The old Earl Weaver maxim was pitching, defense and the three-run homer. The Mets had two of those things Friday night but the missing three-run blast was the difference, as the Mets fell to the Marlins, 2-1.
David Peterson wasn’t especially sharp but was the beneficiary of three fine defensive play. Pete Alonso made a nice catch to start a double play, Francisco Lindor made a leaping play that saved a run and Jeff McNeil made a heads-up play, running down a ball that hit off Alonso’s glove and throwing out a runner at the plate.
When it mattered, Peterson made some good pitches and he finished the night with 1 ER in 5 IP. The only run was a homer by Jorge Soler. And Soler made a couple of nice defensive plays of his own.
Tommy Hunter came on to give two scoreless innings. But John Curtiss gave up a solo homer in the eighth inning, which proved to be a huge insurance run, as Alonso hit a solo homer in the ninth for the Mets’ only run.
The Mets had all sorts of trouble versus Jesus Luzardo, until the Marlins’ starter ran out of gas in the sixth inning. It’s a new world where pitchers are coming out because their legs are shot, not their arms. It’s an unintended result of the new pitch clock, as hurlers have to move faster than they’re accustomed to and their legs just aren’t in the necessary shape.
Guys who the Mets need to get … some … offense from – Mark Canha, Eduardo Escobar and Tommy Pham – went a combined 0-8. But they had plenty of company, as the Mets had just four hits, two by Starling Marte.
Gut Reaction: great defense, good pitching, heads up game play but not enough offense to win. McNeil had a heads up play gunning down a run. Vogelbak had a Hustle double, also. Jazz Chisholm is a shaky centerfielder. Pearson did his job with the help of the defense. Hunter pitched two scoreless innings. It was surprising that Hunter pitched two innings. Unfortunately John Curtis gave up the deciding home run. I’m enjoying the tempo of the game with the new rules.
Peterson did a good job keeping us in the game as did our defense. Can’t win them all and hats off to the Marlin’s hurlers who mostly kept us off the board. Seems only Marte got the memo to keep hitting. McNeil throwing out the runner and Lindor’s acrobatics were certainly highlights. Sure, Pete getting a hit with the bags loaded was what we all hoped for but with Canha batting behind him, it’s not like he was going to get a pitch in his sweet spot. Yes, it’s only game 2 and not time to panic but Pham adds nothing to this team and you can’t win getting nothing out of the bottom third of the order. Tylor Megill steps in today after being bitter about initially being sent down. Time for him to step up as Peterson did. I am not impressed with a 2:09 game. You don’t even have time to grab a drink between innings. I see pitchers throwing far less pitches and the bullpen being more important than ever as the starters will run out of gas as their legs fade.

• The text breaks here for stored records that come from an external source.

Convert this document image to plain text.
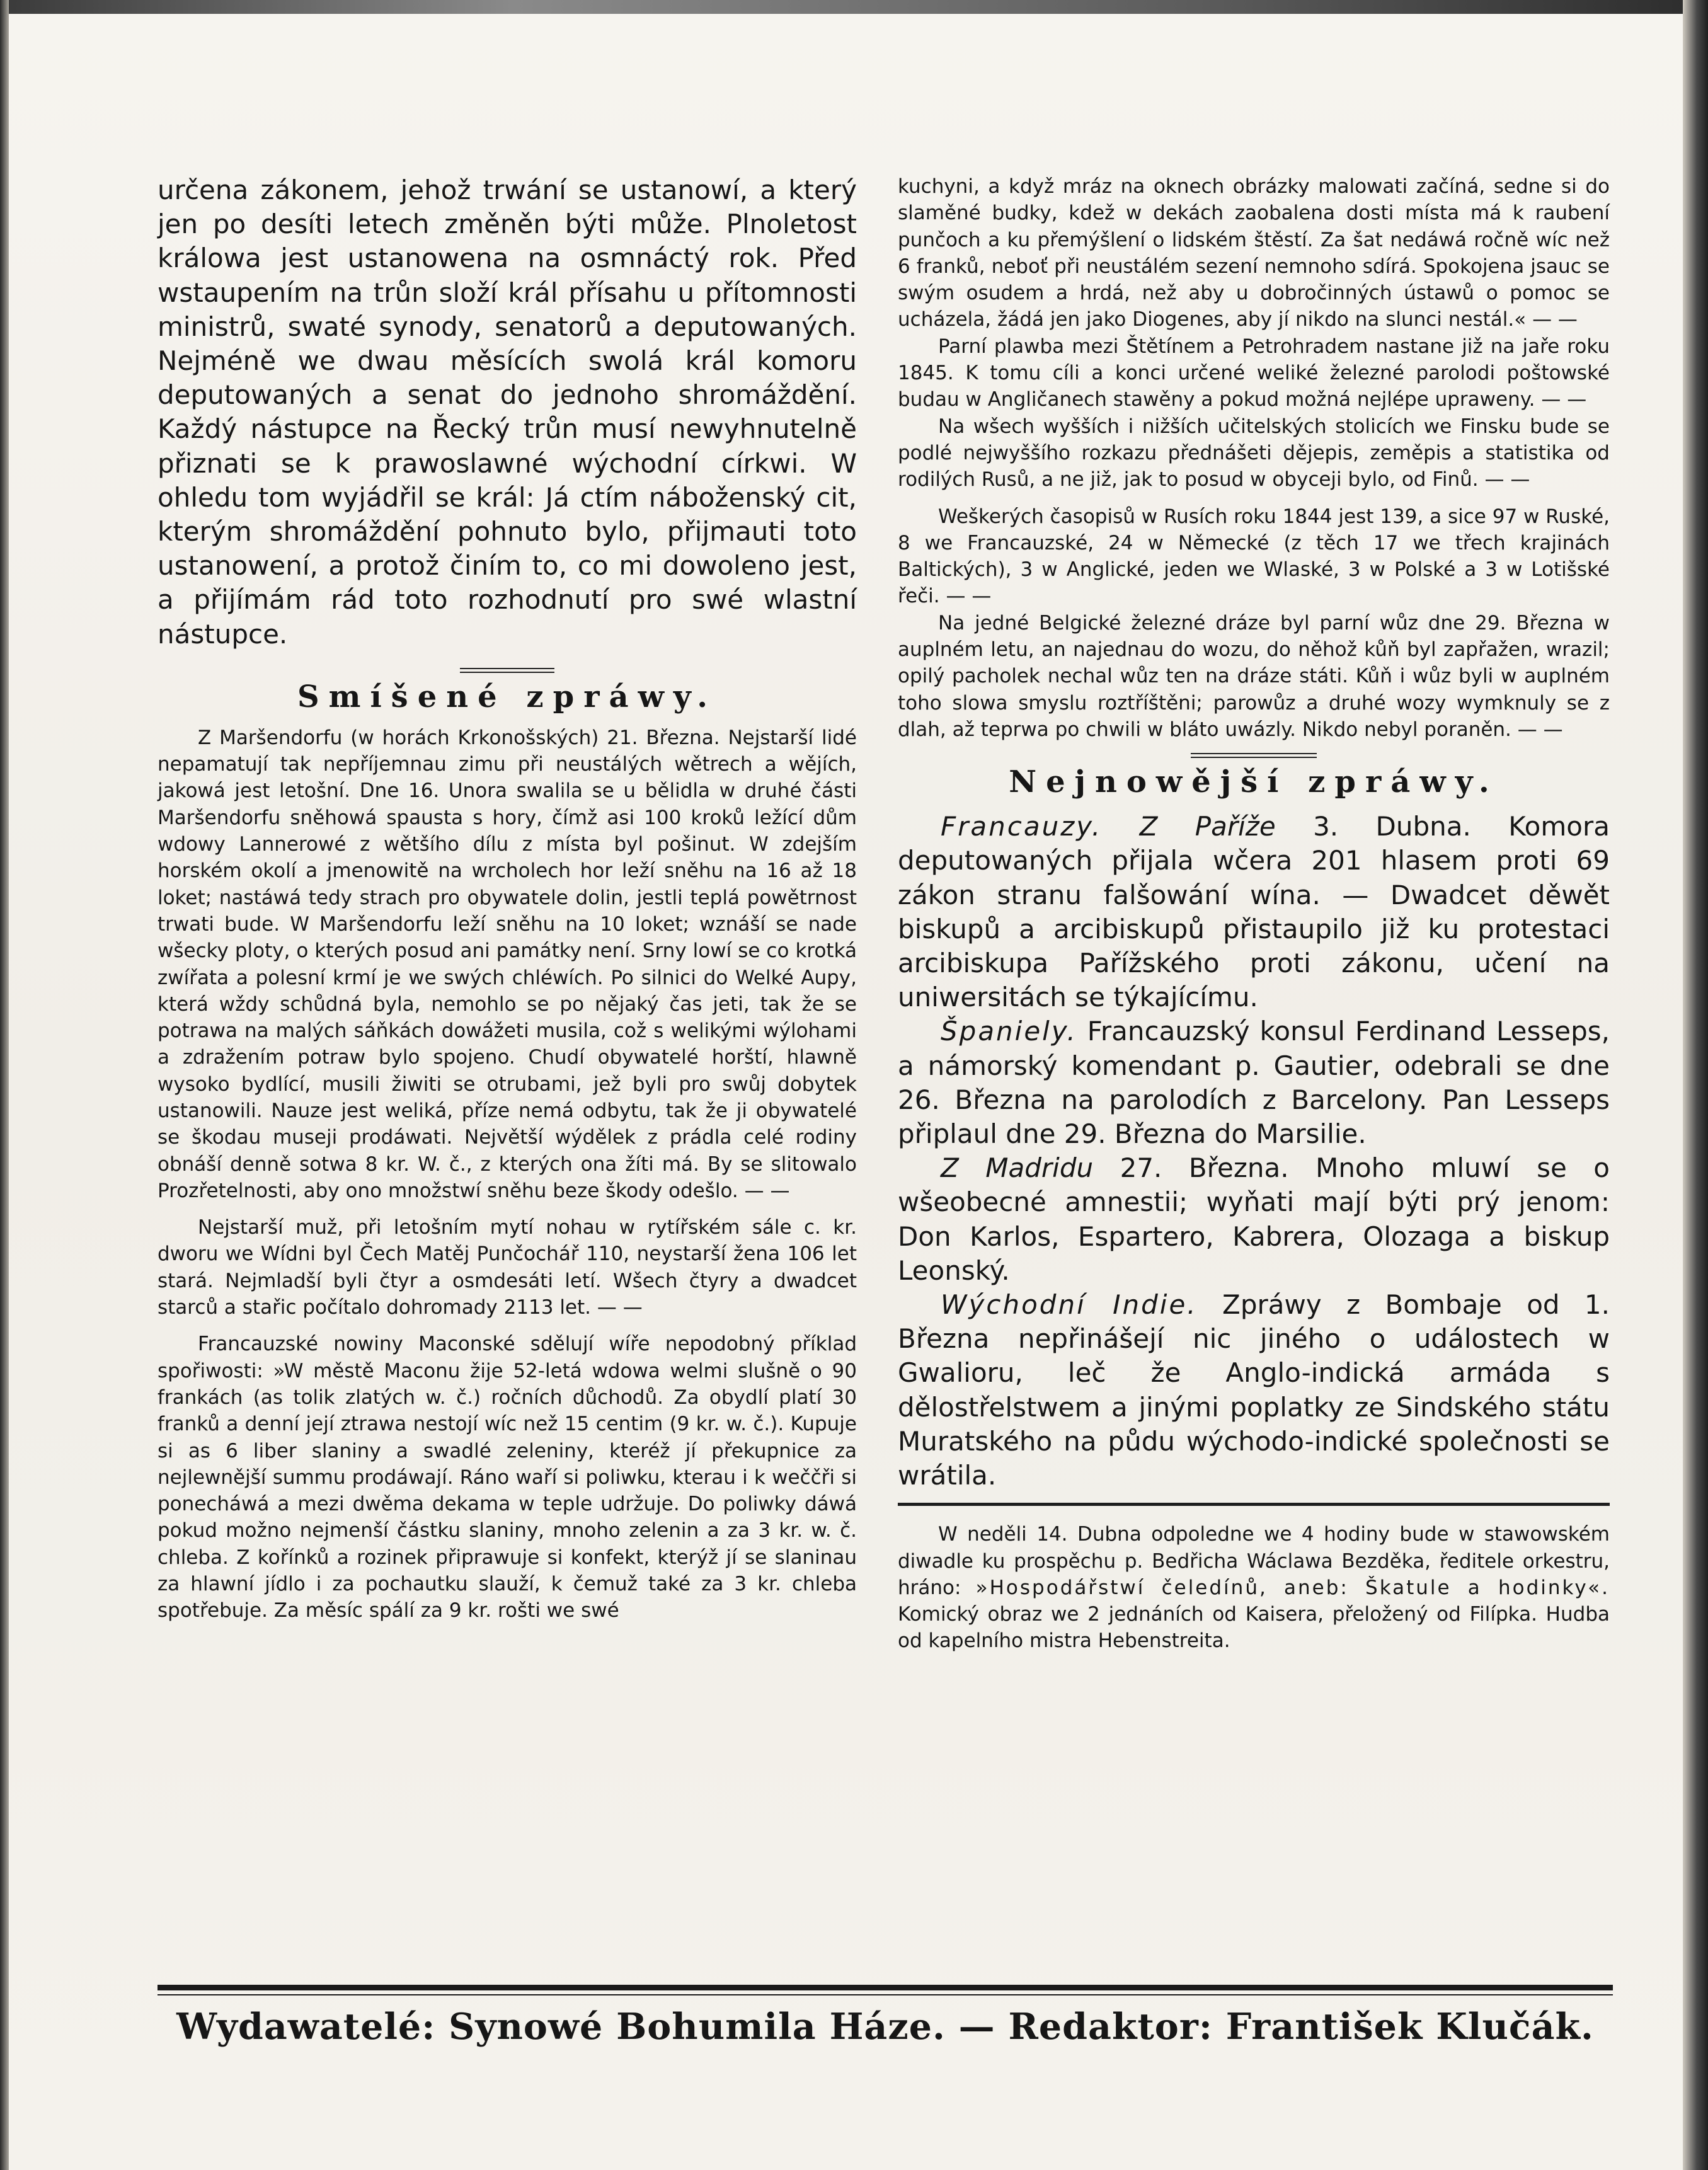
určena zákonem, jehož trwání se ustanowí, a který jen po desíti letech změněn býti může. Plnoletost králowa jest ustanowena na osmnáctý rok. Před wstaupením na trůn složí král přísahu u přítomnosti ministrů, swaté synody, senatorů a deputowaných. Nejméně we dwau měsících swolá král komoru deputowaných a senat do jednoho shromáždění. Každý nástupce na Řecký trůn musí newyhnutelně přiznati se k prawoslawné wýchodní církwi. W ohledu tom wyjádřil se král: Já ctím náboženský cit, kterým shromáždění pohnuto bylo, přijmauti toto ustanowení, a protož činím to, co mi dowoleno jest, a přijímám rád toto rozhodnutí pro swé wlastní nástupce.

Smíšené zpráwy.

Z Maršendorfu (w horách Krkonošských) 21. Března. Nejstarší lidé nepamatují tak nepříjemnau zimu při neustálých wětrech a wějích, jakowá jest letošní. Dne 16. Unora swalila se u bělidla w druhé části Maršendorfu sněhowá spausta s hory, čímž asi 100 kroků ležící dům wdowy Lannerowé z wětšího dílu z místa byl pošinut. W zdejším horském okolí a jmenowitě na wrcholech hor leží sněhu na 16 až 18 loket; nastáwá tedy strach pro obywatele dolin, jestli teplá powětrnost trwati bude. W Maršendorfu leží sněhu na 10 loket; wznáší se nade wšecky ploty, o kterých posud ani památky není. Srny lowí se co krotká zwířata a polesní krmí je we swých chléwích. Po silnici do Welké Aupy, která wždy schůdná byla, nemohlo se po nějaký čas jeti, tak že se potrawa na malých sáňkách dowážeti musila, což s welikými wýlohami a zdražením potraw bylo spojeno. Chudí obywatelé horští, hlawně wysoko bydlící, musili žiwiti se otrubami, jež byli pro swůj dobytek ustanowili. Nauze jest weliká, příze nemá odbytu, tak že ji obywatelé se škodau museji prodáwati. Největší wýdělek z prádla celé rodiny obnáší denně sotwa 8 kr. W. č., z kterých ona žíti má. By se slitowalo Prozřetelnosti, aby ono množstwí sněhu beze škody odešlo. — —

Nejstarší muž, při letošním mytí nohau w rytířském sále c. kr. dworu we Wídni byl Čech Matěj Punčochář 110, neystarší žena 106 let stará. Nejmladší byli čtyr a osmdesáti letí. Wšech čtyry a dwadcet starců a stařic počítalo dohromady 2113 let. — —

Francauzské nowiny Maconské sdělují wíře nepodobný příklad spořiwosti: »W městě Maconu žije 52-letá wdowa welmi slušně o 90 frankách (as tolik zlatých w. č.) ročních důchodů. Za obydlí platí 30 franků a denní její ztrawa nestojí wíc než 15 centim (9 kr. w. č.). Kupuje si as 6 liber slaniny a swadlé zeleniny, kteréž jí překupnice za nejlewnější summu prodáwají. Ráno waří si poliwku, kterau i k weččři si ponecháwá a mezi dwěma dekama w teple udržuje. Do poliwky dáwá pokud možno nejmenší částku slaniny, mnoho zelenin a za 3 kr. w. č. chleba. Z kořínků a rozinek připrawuje si konfekt, kterýž jí se slaninau za hlawní jídlo i za pochautku slauží, k čemuž také za 3 kr. chleba spotřebuje. Za měsíc spálí za 9 kr. rošti we swé

kuchyni, a když mráz na oknech obrázky malowati začíná, sedne si do slaměné budky, kdež w dekách zaobalena dosti místa má k raubení punčoch a ku přemýšlení o lidském štěstí. Za šat nedáwá ročně wíc než 6 franků, neboť při neustálém sezení nemnoho sdírá. Spokojena jsauc se swým osudem a hrdá, než aby u dobročinných ústawů o pomoc se ucházela, žádá jen jako Diogenes, aby jí nikdo na slunci nestál.« — —

Parní plawba mezi Štětínem a Petrohradem nastane již na jaře roku 1845. K tomu cíli a konci určené weliké železné parolodi poštowské budau w Angličanech stawěny a pokud možná nejlépe upraweny. — —

Na wšech wyšších i nižších učitelských stolicích we Finsku bude se podlé nejwyššího rozkazu přednášeti dějepis, zeměpis a statistika od rodilých Rusů, a ne již, jak to posud w obyceji bylo, od Finů. — —

Weškerých časopisů w Rusích roku 1844 jest 139, a sice 97 w Ruské, 8 we Francauzské, 24 w Německé (z těch 17 we třech krajinách Baltických), 3 w Anglické, jeden we Wlaské, 3 w Polské a 3 w Lotišské řeči. — —

Na jedné Belgické železné dráze byl parní wůz dne 29. Března w auplném letu, an najednau do wozu, do něhož kůň byl zapřažen, wrazil; opilý pacholek nechal wůz ten na dráze státi. Kůň i wůz byli w auplném toho slowa smyslu roztříštěni; parowůz a druhé wozy wymknuly se z dlah, až teprwa po chwili w bláto uwázly. Nikdo nebyl poraněn. — —

Nejnowější zpráwy.

Francauzy. Z Paříže 3. Dubna. Komora deputowaných přijala wčera 201 hlasem proti 69 zákon stranu falšowání wína. — Dwadcet děwět biskupů a arcibiskupů přistaupilo již ku protestaci arcibiskupa Pařížského proti zákonu, učení na uniwersitách se týkajícímu.

Španiely. Francauzský konsul Ferdinand Lesseps, a námorský komendant p. Gautier, odebrali se dne 26. Března na parolodích z Barcelony. Pan Lesseps připlaul dne 29. Března do Marsilie.

Z Madridu 27. Března. Mnoho mluwí se o wšeobecné amnestii; wyňati mají býti prý jenom: Don Karlos, Espartero, Kabrera, Olozaga a biskup Leonský.

Wýchodní Indie. Zpráwy z Bombaje od 1. Března nepřinášejí nic jiného o událostech w Gwalioru, leč že Anglo-indická armáda s dělostřelstwem a jinými poplatky ze Sindského státu Muratského na půdu wýchodo-indické společnosti se wrátila.

W neděli 14. Dubna odpoledne we 4 hodiny bude w stawowském diwadle ku prospěchu p. Bedřicha Wáclawa Bezděka, ředitele orkestru, hráno: »Hospodářstwí čeledínů, aneb: Škatule a hodinky«. Komický obraz we 2 jednáních od Kaisera, přeložený od Filípka. Hudba od kapelního mistra Hebenstreita.

Wydawatelé: Synowé Bohumila Háze. — Redaktor: František Klučák.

I’m kind of liking the quicker pace but I wasn’t happy when SNY came back from commercial to show a Marlins HR just leaving the park. The networks need to get their timing right with the new rules.
I agree.
BTW – this comment didn’t hit the site immediately because there was a typo in your email addy.
Yes sorry. I realized that after I posted it and that’s why the comment showed up again.
I’m kind of liking the quicker pace but I wasn’t happy when SNY came back from commercial to show a Marlins HR just leaving the park. The networks need to get their timing right with the new rules.
The commercial breaks are the same length as before, aren’t they?.
They are. But batters are getting in the box quicker and there’s just not the lag time that apparently the networks were counting on before the first pitch is thrown.
While I wanted to see Curtiss in action, I did wonder why Buck was bringing him in to a 1-0 game instead of Ottavino.
Escobar still looks bad against RH pitchers and signing Pham was a mistake, I fear. Could Vientos be worse than him?
Love the Marte signing though.
And Alonso may be on track now.
My guess is that Buck was holding Ottavino for the save in the ninth.